Marketing too broadly. Any exposure is good exposure, right? Actually, this assumption is tragically incorrect. Any marketing that is not targeted to your precise market is money wasted. Not only are people outside your target audience less likely to buy your products, marketing to them will diminish the effect your campaigns have on your target groups. Keep your money and your attention where both will make the most difference.
Not controlling your personal image. Many female entrepreneurs are aware of the need to use internet sites such as Facebook to market themselves, but they don’t realize the effect of their profile. Your personal image is closely linked to that of your small business. This means that you must closely screen any information about yourself and photographs before it ends up on the internet. Will a picture of you in a bikini holding a Corona bolster your business? If not, keep it off your social networking sites. Same goes for personal information and anything else that might be held against you.
Charging too little. What does your pricing have to do with branding? Everything! If you charge too little for your products, you are not only reducing your profits and thus your viability; you are also devaluing your company and your product. You will never be able to undercut the big box stores for long, so avoid price wars and instead focus on offering high quality, niche products that can’t be found anywhere else.
Taking on projects that are outside of your scope of practice. Many women feel the need to please others, especially their clients. Female entrepreneurs have the additional pressure of having to produce a certain volume of sales. In some cases, this can lead to taking on projects that aren’t quite right for you. This means that you will be putting a lot of time and energy into something that isn’t your specialty. It can also lead to lower quality work which only degrades your brand. Taking on projects that are not right for you is a temporary solution, but one that often leads to even more problems.

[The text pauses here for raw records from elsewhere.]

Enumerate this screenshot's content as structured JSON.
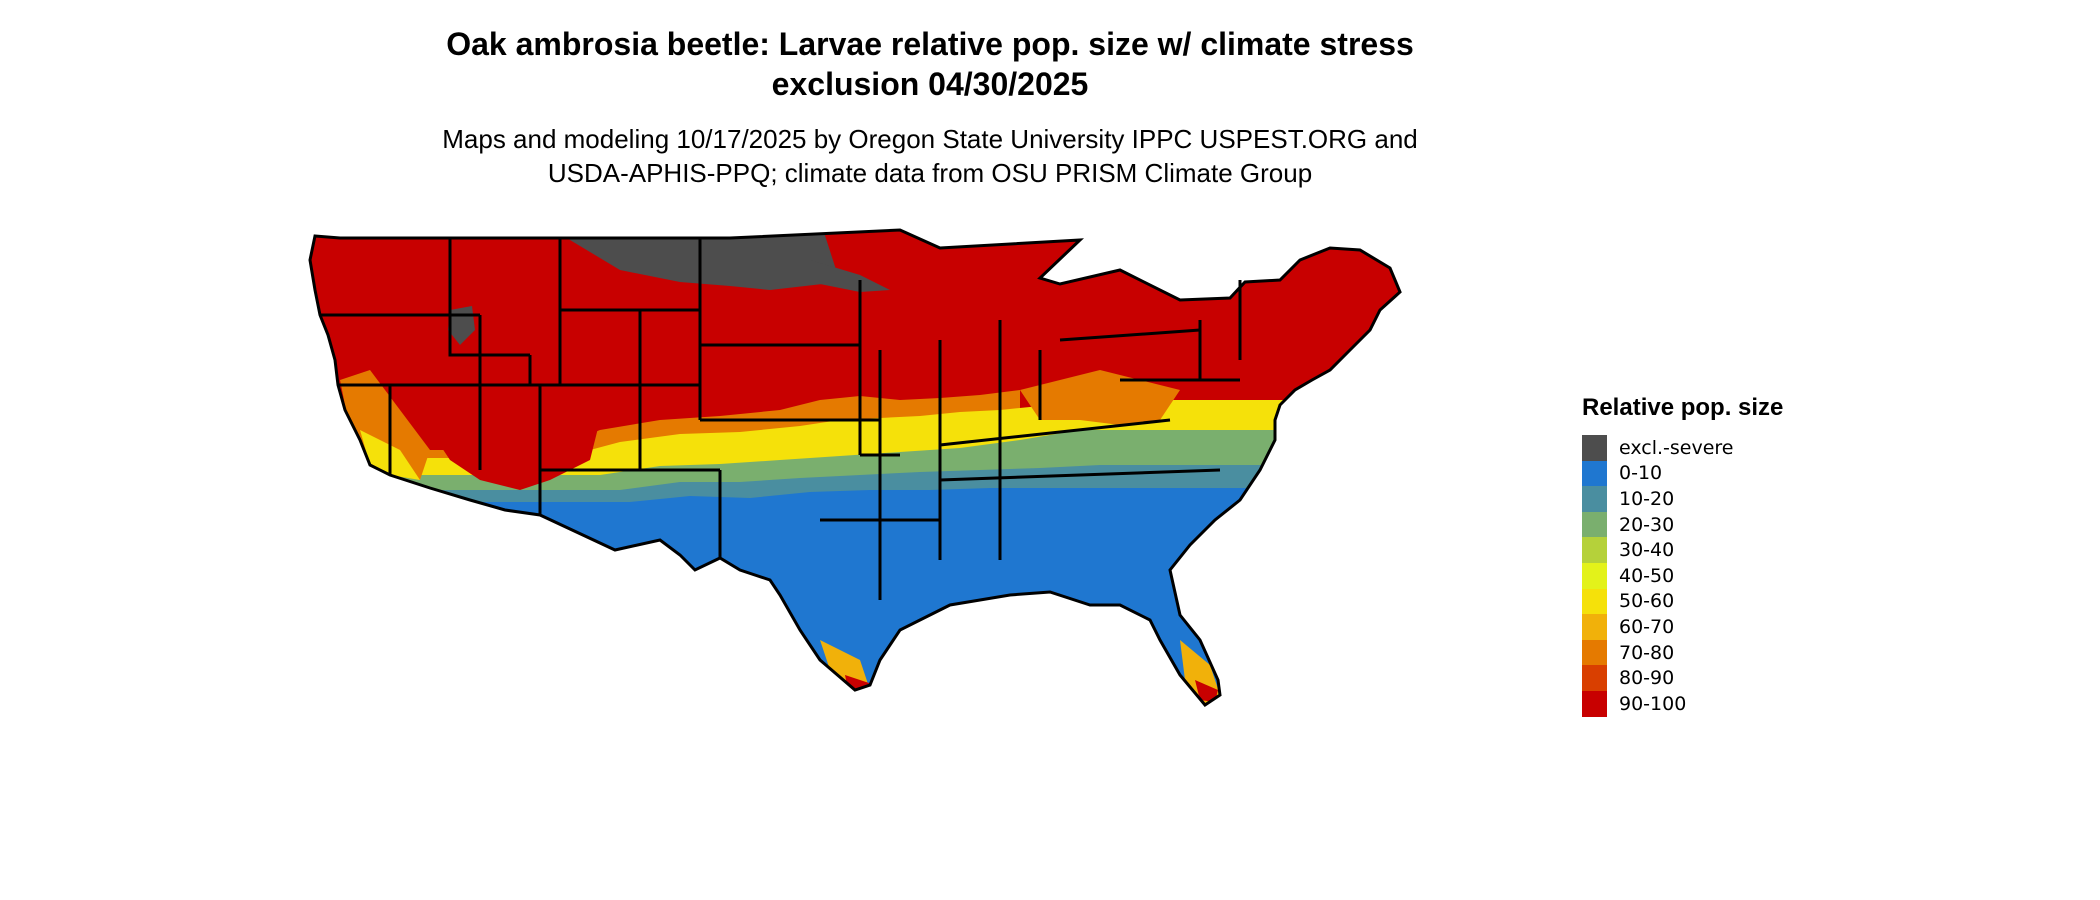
{
  "header": {
    "title_line1": "Oak ambrosia beetle: Larvae relative pop. size w/ climate stress",
    "title_line2": "exclusion 04/30/2025",
    "subtitle_line1": "Maps and modeling 10/17/2025 by Oregon State University IPPC USPEST.ORG and",
    "subtitle_line2": "USDA-APHIS-PPQ; climate data from OSU PRISM Climate Group"
  },
  "legend": {
    "title": "Relative pop. size",
    "items": [
      {
        "label": "excl.-severe",
        "color": "#4d4d4d"
      },
      {
        "label": "0-10",
        "color": "#1f77d0"
      },
      {
        "label": "10-20",
        "color": "#4a8ea0"
      },
      {
        "label": "20-30",
        "color": "#7aaf6e"
      },
      {
        "label": "30-40",
        "color": "#b5d13a"
      },
      {
        "label": "40-50",
        "color": "#e3f21a"
      },
      {
        "label": "50-60",
        "color": "#f5e10a"
      },
      {
        "label": "60-70",
        "color": "#f1b10a"
      },
      {
        "label": "70-80",
        "color": "#e57a00"
      },
      {
        "label": "80-90",
        "color": "#d93f00"
      },
      {
        "label": "90-100",
        "color": "#c80000"
      }
    ]
  }
}
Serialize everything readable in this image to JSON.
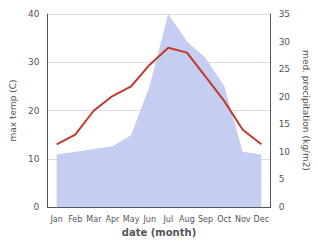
{
  "chart_data": {
    "type": "line",
    "xlabel": "date (month)",
    "ylabel": "max temp (C)",
    "y2label": "med. precipitation (kg/m2)",
    "categories": [
      "Jan",
      "Feb",
      "Mar",
      "Apr",
      "May",
      "Jun",
      "Jul",
      "Aug",
      "Sep",
      "Oct",
      "Nov",
      "Dec"
    ],
    "series": [
      {
        "type": "area",
        "axis": "y2",
        "color": "#c5cef0",
        "values": [
          9.5,
          10.0,
          10.5,
          11.0,
          13.0,
          22.0,
          35.0,
          30.0,
          27.0,
          22.0,
          10.0,
          9.5
        ]
      },
      {
        "type": "line",
        "color": "#c0392b",
        "values": [
          13.0,
          15.0,
          20.0,
          23.0,
          25.0,
          29.5,
          33.0,
          32.0,
          27.0,
          22.0,
          16.0,
          13.0
        ]
      }
    ],
    "ylim": [
      0,
      40
    ],
    "yticks": [
      0,
      10,
      20,
      30,
      40
    ],
    "y2lim": [
      0,
      35
    ],
    "y2ticks": [
      0,
      5,
      10,
      15,
      20,
      25,
      30,
      35
    ],
    "grid": true
  }
}
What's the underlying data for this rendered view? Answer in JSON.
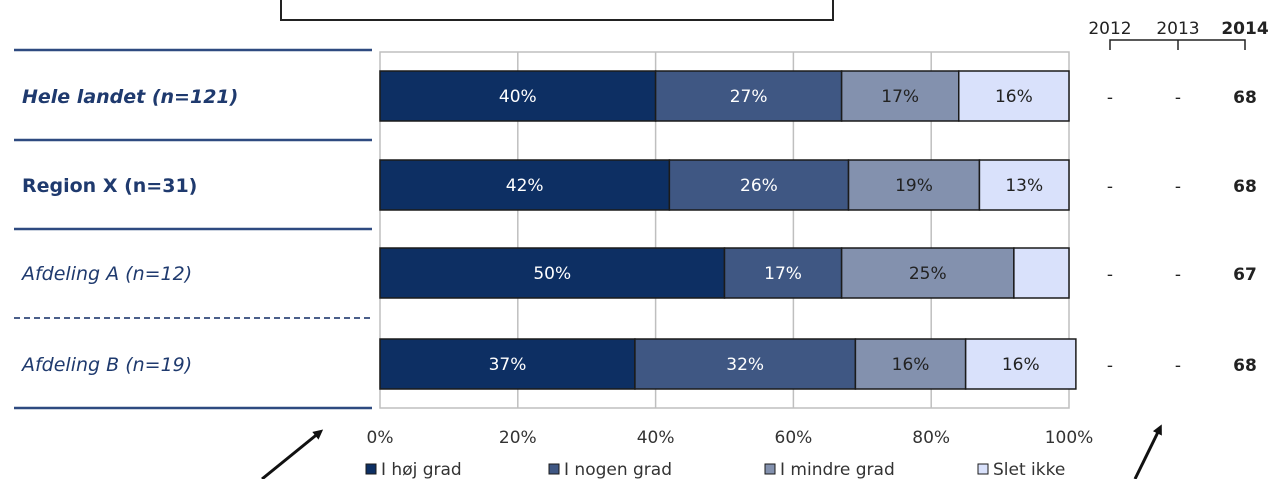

Doing it all alone. Until you start a business, you likely have no idea of how many different roles you will be required to take on. Often, a sole proprietor starting out will be their own logo designer, accountant, and salesclerk—even all three in the same five minute interval. However, this sells your brand short in a variety of ways. First, you will not have time for the quality interactions with customers that will build your business. Second, because no one can be an expert in every subject, you will likely perform many of your duties in a shoddy manner. Unless you are going for an amateur, unprofessional brand, this will not help you at all.